Kirkus Reviews QR Code
STARTING WITH THE PEOPLE by Daniel & Sidney Harman Yankelovish

STARTING WITH THE PEOPLE

By

Pub Date: June 27th, 1988
Publisher: Houghton Mifflin

A gently argued book that examines the impulses of the American public concerning military and economic policy in order to intuit a publicly acceptable strategy in both areas. Yankelovich, a well-known public opinion analyst, has authored New Rules: Searching for Fulfillment in a Worm Turned Upside Down (1981). Harman is a pioneer in high-fidelity electronics who served as Undersecretary of Commerce in the Carter Administration. The authors' basic thesis is that, vis-á-vis both the Soviet political and military challenge and the Japanese economic challenge, experts have co-opted the agenda by default, the public having become discouraged by overcomplexity. Thus, policy alternatives are couched in terms acceptable to the experts (mutual assured destruction, or ""MAD""; short-term profitability, etc.) while the public turns its back on the political process. The authors demonstrate that there is a four-sided boundary of political acceptability on both the military and economic issues.
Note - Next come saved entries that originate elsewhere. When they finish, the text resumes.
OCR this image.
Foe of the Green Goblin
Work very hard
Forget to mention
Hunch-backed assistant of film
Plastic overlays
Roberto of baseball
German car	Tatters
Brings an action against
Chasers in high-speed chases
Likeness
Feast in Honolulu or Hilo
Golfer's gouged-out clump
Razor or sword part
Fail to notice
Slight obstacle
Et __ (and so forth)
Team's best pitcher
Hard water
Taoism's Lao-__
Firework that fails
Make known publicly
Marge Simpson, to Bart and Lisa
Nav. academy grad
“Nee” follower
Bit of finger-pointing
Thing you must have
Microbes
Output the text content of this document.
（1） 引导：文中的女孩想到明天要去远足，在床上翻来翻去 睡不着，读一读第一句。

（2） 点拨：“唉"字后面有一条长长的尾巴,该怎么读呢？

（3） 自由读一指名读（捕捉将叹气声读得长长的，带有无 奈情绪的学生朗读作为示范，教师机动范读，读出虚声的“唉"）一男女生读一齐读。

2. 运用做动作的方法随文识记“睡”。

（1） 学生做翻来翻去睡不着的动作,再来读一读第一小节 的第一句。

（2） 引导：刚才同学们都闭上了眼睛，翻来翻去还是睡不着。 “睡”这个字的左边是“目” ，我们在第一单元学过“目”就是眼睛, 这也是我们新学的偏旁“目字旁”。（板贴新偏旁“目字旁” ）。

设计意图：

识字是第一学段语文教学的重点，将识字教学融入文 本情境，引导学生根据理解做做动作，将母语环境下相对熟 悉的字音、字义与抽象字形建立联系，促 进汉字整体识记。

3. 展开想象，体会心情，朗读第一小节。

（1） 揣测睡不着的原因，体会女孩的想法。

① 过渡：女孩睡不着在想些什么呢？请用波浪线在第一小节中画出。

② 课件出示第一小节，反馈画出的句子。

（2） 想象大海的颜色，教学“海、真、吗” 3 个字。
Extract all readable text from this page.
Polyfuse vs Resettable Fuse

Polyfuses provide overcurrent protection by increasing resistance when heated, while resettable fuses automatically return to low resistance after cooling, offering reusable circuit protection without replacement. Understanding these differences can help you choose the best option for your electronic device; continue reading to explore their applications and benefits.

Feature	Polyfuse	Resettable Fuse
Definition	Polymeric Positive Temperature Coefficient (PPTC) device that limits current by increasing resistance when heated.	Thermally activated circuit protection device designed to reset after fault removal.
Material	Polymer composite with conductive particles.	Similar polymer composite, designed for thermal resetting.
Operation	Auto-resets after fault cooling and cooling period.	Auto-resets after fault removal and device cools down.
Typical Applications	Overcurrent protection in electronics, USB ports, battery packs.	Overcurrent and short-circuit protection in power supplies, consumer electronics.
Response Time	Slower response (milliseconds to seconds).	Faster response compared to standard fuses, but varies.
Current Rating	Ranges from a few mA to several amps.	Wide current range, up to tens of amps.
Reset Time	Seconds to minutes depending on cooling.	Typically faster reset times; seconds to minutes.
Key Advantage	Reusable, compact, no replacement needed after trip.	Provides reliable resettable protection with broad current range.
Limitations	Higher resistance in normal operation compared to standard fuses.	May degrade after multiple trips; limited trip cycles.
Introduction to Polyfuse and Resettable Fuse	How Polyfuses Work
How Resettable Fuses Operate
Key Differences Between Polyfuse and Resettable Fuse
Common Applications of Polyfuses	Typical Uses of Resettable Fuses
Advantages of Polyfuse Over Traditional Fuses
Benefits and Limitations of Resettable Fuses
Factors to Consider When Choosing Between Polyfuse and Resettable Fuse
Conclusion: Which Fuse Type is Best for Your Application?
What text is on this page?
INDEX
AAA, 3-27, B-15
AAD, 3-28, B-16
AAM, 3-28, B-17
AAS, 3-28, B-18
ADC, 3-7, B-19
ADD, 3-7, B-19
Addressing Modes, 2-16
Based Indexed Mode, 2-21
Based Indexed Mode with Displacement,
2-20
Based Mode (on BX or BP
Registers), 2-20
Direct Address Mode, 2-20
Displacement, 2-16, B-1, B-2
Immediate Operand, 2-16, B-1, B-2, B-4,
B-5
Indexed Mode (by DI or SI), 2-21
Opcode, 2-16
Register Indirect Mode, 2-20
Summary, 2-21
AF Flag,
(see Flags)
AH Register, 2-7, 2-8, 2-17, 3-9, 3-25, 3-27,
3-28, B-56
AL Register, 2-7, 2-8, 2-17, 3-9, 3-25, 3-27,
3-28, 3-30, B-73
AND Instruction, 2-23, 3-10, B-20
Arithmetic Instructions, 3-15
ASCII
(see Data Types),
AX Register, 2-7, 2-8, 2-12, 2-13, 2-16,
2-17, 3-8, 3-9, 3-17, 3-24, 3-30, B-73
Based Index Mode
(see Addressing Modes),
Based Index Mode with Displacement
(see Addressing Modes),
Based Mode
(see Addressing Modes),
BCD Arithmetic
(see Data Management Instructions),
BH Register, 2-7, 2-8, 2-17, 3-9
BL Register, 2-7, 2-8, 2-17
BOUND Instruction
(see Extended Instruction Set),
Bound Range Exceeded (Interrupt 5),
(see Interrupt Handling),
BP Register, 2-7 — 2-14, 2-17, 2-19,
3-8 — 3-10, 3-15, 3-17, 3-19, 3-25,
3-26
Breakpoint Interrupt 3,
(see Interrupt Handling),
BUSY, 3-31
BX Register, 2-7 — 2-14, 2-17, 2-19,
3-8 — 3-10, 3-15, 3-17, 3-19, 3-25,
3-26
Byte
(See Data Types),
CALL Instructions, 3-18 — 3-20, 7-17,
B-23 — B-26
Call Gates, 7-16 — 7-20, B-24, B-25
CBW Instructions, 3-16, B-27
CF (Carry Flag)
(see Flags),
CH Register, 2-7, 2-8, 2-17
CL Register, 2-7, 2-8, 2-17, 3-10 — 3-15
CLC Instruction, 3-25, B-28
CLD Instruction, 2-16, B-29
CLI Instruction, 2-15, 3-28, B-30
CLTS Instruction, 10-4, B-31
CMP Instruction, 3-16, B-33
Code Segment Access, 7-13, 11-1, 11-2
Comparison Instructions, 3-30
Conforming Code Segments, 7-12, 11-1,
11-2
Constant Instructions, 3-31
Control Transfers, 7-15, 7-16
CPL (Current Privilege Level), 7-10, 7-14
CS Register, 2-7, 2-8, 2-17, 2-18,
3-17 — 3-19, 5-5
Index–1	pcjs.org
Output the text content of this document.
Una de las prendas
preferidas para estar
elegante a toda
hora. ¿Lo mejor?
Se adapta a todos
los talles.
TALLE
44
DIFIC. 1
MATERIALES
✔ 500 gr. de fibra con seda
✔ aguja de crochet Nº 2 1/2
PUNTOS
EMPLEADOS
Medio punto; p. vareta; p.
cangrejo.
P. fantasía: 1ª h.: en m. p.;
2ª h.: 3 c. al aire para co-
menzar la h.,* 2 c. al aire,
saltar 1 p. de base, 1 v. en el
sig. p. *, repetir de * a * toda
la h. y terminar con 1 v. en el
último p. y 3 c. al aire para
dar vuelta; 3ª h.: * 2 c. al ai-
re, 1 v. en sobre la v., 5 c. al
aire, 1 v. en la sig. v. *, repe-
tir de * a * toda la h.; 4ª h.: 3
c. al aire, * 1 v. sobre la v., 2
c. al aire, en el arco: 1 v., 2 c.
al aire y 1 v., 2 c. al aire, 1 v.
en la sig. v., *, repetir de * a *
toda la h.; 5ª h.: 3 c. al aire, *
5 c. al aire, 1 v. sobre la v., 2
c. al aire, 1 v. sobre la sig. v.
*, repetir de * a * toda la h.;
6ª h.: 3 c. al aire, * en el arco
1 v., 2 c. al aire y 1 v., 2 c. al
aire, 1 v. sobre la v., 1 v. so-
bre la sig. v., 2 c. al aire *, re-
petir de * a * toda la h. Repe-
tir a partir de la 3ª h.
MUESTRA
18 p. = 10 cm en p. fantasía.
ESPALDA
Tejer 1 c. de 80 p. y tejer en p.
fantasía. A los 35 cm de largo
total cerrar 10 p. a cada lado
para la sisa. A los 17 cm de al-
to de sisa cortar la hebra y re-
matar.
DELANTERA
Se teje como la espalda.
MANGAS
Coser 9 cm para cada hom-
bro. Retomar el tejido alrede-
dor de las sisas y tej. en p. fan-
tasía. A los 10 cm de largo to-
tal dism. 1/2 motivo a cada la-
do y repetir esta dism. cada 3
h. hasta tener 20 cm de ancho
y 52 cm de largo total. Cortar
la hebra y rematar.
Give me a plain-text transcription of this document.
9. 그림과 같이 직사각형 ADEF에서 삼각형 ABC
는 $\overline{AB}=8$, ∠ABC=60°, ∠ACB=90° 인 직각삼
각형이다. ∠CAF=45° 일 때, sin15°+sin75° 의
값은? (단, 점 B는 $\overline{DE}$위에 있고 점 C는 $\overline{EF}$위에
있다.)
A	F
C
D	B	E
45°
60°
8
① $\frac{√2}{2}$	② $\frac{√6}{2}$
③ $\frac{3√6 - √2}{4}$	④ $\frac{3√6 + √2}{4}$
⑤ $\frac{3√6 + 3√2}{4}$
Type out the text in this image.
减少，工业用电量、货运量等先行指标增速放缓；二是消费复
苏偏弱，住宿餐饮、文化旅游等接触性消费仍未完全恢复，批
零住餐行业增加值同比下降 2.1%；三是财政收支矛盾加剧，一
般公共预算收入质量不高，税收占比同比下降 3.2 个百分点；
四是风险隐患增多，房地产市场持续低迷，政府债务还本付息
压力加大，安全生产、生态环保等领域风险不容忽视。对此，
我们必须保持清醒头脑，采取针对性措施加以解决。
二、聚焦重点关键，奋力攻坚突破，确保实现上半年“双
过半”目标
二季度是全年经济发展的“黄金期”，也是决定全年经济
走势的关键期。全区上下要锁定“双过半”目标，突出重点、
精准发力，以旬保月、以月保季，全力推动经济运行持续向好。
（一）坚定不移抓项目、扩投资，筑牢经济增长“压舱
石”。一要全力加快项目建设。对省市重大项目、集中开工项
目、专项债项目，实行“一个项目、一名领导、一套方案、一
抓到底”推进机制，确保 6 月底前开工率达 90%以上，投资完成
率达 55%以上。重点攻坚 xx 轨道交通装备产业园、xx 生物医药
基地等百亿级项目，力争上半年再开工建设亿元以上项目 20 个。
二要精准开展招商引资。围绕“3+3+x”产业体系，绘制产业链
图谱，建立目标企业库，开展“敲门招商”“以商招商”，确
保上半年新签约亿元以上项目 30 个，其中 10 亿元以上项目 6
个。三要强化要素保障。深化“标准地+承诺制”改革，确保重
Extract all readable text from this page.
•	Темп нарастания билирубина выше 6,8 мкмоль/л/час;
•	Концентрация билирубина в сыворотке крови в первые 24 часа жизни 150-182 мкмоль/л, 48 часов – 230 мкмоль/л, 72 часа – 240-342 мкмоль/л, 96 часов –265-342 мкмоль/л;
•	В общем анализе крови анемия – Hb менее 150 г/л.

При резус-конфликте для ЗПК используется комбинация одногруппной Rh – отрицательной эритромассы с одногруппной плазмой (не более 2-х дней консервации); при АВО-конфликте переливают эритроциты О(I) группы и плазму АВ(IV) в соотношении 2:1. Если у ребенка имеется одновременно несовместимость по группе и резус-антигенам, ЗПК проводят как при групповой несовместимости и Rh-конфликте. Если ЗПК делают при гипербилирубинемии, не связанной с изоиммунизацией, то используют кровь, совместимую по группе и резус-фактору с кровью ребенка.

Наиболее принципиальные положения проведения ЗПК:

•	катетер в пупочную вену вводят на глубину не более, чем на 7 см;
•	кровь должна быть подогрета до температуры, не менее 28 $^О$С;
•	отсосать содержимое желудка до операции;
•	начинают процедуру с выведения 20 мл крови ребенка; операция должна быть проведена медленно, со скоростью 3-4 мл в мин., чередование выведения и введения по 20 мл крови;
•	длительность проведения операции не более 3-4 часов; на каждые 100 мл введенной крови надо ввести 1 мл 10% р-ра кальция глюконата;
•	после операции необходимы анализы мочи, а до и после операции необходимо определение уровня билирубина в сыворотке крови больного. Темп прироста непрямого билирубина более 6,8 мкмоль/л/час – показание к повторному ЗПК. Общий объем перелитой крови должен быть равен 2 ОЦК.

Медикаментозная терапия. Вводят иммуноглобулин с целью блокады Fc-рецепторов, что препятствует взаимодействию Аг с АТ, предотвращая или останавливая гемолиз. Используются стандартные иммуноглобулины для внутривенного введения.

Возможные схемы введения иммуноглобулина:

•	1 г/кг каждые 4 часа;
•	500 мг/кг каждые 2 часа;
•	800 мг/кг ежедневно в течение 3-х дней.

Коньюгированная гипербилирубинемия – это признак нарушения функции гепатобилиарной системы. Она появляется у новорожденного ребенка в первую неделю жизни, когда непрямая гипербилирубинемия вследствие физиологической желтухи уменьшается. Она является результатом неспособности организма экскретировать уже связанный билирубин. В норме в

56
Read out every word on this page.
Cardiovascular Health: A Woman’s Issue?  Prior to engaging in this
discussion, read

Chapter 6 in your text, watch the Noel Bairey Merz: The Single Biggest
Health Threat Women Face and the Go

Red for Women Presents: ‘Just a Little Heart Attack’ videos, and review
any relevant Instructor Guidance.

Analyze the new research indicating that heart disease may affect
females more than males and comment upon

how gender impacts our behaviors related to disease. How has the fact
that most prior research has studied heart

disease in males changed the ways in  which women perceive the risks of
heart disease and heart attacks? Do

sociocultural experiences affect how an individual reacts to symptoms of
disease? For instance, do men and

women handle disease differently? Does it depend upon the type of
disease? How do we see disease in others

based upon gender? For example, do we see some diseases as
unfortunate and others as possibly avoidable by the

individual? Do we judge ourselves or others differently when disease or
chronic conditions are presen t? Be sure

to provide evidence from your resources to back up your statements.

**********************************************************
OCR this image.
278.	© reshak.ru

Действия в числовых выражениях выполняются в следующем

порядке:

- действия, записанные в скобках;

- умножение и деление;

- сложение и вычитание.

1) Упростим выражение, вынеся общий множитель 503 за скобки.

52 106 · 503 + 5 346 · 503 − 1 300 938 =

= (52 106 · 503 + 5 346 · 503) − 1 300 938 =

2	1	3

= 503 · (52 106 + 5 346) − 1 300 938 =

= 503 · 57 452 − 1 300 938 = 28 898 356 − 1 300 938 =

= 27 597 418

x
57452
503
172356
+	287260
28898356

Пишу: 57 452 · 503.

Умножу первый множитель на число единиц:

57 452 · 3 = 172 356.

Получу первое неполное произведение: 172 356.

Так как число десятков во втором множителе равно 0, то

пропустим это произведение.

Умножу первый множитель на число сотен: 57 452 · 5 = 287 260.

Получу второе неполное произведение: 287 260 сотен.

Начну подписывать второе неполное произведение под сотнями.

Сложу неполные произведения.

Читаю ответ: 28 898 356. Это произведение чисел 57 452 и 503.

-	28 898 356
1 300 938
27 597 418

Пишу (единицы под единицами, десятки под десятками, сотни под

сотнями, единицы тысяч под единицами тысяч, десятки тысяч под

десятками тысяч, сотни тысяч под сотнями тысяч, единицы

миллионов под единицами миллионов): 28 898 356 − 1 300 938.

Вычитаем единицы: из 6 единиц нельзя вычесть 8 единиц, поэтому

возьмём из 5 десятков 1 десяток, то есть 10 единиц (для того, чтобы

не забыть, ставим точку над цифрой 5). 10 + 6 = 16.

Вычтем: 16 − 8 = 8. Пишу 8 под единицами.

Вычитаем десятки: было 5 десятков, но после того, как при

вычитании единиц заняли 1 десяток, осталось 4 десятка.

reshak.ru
On the military issue, these four values reflect the public consensus that the risk of nuclear war be reduced, that our military strength not be weakened, that we not overly trust the Soviets, and that we negotiate in good faith. After testing various policies against these four values, the authors conclude that MAS (mutual assured security) should replace MAD. MAS includes radical reductions in nuclear warheads, elimination of first-strike threats, and building conventional NATO strength nonprovocatively. Similarly, in economics, Americans are seen as having four nonnegotiable values: to protect American job opportunities, to produce quality at competitive prices, fairness in foreign trade, and adopting a will to succeed competitively. The authors are good at pinpointing what Americans want, but they offer no proper solution to the problem of getting masses of American workers to cooperate as do their Japanese counterparts. Still, good food for thought here as the hourglass of American supremacy continues to empty.